Il faut savoir que lorsqu’une personne déclare avoir été victime d’une agression sexuelle, elle doit se rendre à l’hôpital ou en clinique pour remplir une trousse médico-légale. Cette trousse comprend des prélèvements d’urine et/ou de sang qui sont envoyés au LSJML pour expertises. Les analyses en toxicologie, entre autres par différentes techniques analytiques (LC-MS, GC-MS, GC-FID, LC-UV, etc.) et immunologiques, permettent de détecter la présence de substances qui auraient pu altérer la conscience/mémoire de la victime.
Statistiquement, de 2005 à 2009, le LSJML a reçu et analysé en toxicologie environ 1300 dossiers concernant des agressions sexuelles. Dans 348 cas (environ 27%), les victimes disaient avoir subi une soumission chimique, c’est-à-dire qu’elles croyaient avoir ingéré une substance de façon involontaire.
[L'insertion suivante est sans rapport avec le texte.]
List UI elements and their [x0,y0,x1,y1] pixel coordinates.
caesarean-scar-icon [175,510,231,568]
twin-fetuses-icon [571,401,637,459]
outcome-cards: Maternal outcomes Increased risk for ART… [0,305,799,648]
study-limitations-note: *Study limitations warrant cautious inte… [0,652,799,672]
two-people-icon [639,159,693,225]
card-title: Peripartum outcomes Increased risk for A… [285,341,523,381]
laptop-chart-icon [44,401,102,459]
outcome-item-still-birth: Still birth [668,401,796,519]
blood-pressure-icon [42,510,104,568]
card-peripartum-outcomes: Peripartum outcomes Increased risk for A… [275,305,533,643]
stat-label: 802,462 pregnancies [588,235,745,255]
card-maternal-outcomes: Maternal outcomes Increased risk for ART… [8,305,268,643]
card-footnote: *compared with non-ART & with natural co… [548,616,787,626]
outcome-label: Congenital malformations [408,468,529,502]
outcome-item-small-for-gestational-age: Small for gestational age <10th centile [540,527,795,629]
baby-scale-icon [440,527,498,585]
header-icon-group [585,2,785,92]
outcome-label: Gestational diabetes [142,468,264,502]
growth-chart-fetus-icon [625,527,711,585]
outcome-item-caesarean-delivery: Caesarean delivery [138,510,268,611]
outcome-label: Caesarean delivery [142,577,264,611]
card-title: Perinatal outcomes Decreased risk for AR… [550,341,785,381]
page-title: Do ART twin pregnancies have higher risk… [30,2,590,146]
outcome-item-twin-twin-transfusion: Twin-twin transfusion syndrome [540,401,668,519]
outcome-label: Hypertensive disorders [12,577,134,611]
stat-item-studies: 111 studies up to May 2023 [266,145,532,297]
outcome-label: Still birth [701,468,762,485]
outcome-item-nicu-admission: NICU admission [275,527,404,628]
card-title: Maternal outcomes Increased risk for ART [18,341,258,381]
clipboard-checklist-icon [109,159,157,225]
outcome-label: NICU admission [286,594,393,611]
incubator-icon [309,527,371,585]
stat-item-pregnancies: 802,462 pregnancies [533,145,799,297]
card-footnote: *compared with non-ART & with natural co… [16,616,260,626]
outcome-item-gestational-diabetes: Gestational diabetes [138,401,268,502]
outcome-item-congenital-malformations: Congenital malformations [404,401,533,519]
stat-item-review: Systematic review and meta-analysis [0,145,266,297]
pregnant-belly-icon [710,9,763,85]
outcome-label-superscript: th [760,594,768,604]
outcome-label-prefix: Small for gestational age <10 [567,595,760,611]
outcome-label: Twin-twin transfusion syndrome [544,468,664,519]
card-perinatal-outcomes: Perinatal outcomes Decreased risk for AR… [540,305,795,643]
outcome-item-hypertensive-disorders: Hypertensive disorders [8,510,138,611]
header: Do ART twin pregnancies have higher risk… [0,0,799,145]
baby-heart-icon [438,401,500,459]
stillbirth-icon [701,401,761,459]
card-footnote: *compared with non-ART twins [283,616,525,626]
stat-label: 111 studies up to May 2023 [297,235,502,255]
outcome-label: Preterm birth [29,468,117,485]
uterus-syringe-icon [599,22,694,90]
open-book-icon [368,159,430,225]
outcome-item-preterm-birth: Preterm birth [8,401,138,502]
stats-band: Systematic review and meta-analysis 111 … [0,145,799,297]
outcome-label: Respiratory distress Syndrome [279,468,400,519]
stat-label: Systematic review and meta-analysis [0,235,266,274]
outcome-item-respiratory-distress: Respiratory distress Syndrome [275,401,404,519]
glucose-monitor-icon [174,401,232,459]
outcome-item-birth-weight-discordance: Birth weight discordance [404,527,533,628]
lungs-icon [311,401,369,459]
De ces 348 cas, seulement 3 ont réellement été confirmés comme étant des « soumissions chimiques » après enquête, et 2 cas restent à confirmer. De ces 5 cas, seulement les 2 cas à confirmer impliqueraient l’utilisation du GHB, les 3 autres étant dus à des benzodiazépines (médicaments contre l’anxiété causant de la somnolence). De plus, sur tous les dossiers d’agressions sexuelles de 2005 à 2009, seulement 8 indiquent la présence de GHB (soumission chimique ou plus possiblement prise volontaire).
En résumé, sur 1300 dossiers d’agressions sexuelles de 2005 à 2009, seulement 2 cas seraient possiblement dus à l’ingestion involontaire de GHB (0,15%). De plus, de ces 2 cas, un seul s’est produit dans un bar, par un agresseur inconnu.
Il faut savoir que le GHB est la majorité du temps consommé en remplacement de l’alcool, de façon volontaire. De 2005 à 2009, le GHB a été retrouvé dans 56 dossiers au LSJML. Comme mentionné précédemment, seulement 8 de ces dossiers concernaient des agressions sexuelles. Les autres dossiers visaient des personnes décédées (4), mais la majorité était pour des cas de conduite avec facultés affaiblies (32).
Mais si le GHB n’est pas le coupable dans les cas d’agressions sexuelles, qui l’est ? Dans environ 35% des dossiers d’agressions sexuelles, l’alcool est retrouvé dans le sang des victimes. On retrouve aussi du THC (cannabis), et plus souvent ses métabolites, d’autres substances illicites (cocaïne, amphétamines, opiacés, PCP) et des médicaments comme les benzodiazépines, ou la diphénhydramine (anti-histaminique, Benadryl®). Il faut tout de même se rappeler que ces substances sont la plupart du temps ingérées volontairement par la victime. De plus, on retrouve au moins une de ces substances dans 70-75% des cas d’agressions sexuelles.
Il faut aussi savoir que ce ne sont pas toutes les victimes d’agression sexuelle qui portent plainte. De plus, une partie des trousses d’agressions sexuelles reçues au LSJML n’est pas analysée en toxicologie, car la victime n’a pas consenti aux analyses.
Il est à noter que le GHB, ingéré en quantité significative, est visible dans le sang jusqu’à 12h après l’ingestion et jusqu’à 12 à 48h dans l’urine. Le temps de détection varie selon la dose absorbée, la méthode de détection et les caractéristiques physiques de l’individu. La détection du GHB dépend donc beaucoup du délai avant les prélèvements.
Finalement, ce qu’il faut retenir de toutes ces statistiques c’est que la majorité des agressions sexuelles sont commises lorsque la victime a ingéré elle-même une quantité trop grande de drogue, de médicament ou d’alcool. Lors d’une sortie, il est donc plus important de faire attention à ce que l’on prend volontairement qu’à ce que l’on pourrait recevoir involontairement.
Références :
- M. Maitre, J.P. Humbert, V. Kemmel, D. Aunis, C. Andriamampandry, Mécanismes d’action d’un médicament détourné: le gamma-hydroxybutyrate, Médecine/Sciences 21 (2005) p. 284-9.
- T’as juste 1 vie, http://www.tasjuste1vie.com/fr/alcooldrogue/ghb.php
- A.M. Faucher, P. Mireault, F Lahitte-Grenier, A. Adam-Poupart, Agressions sexuelles et toxicologie, présentation interne du LSJML, 2009.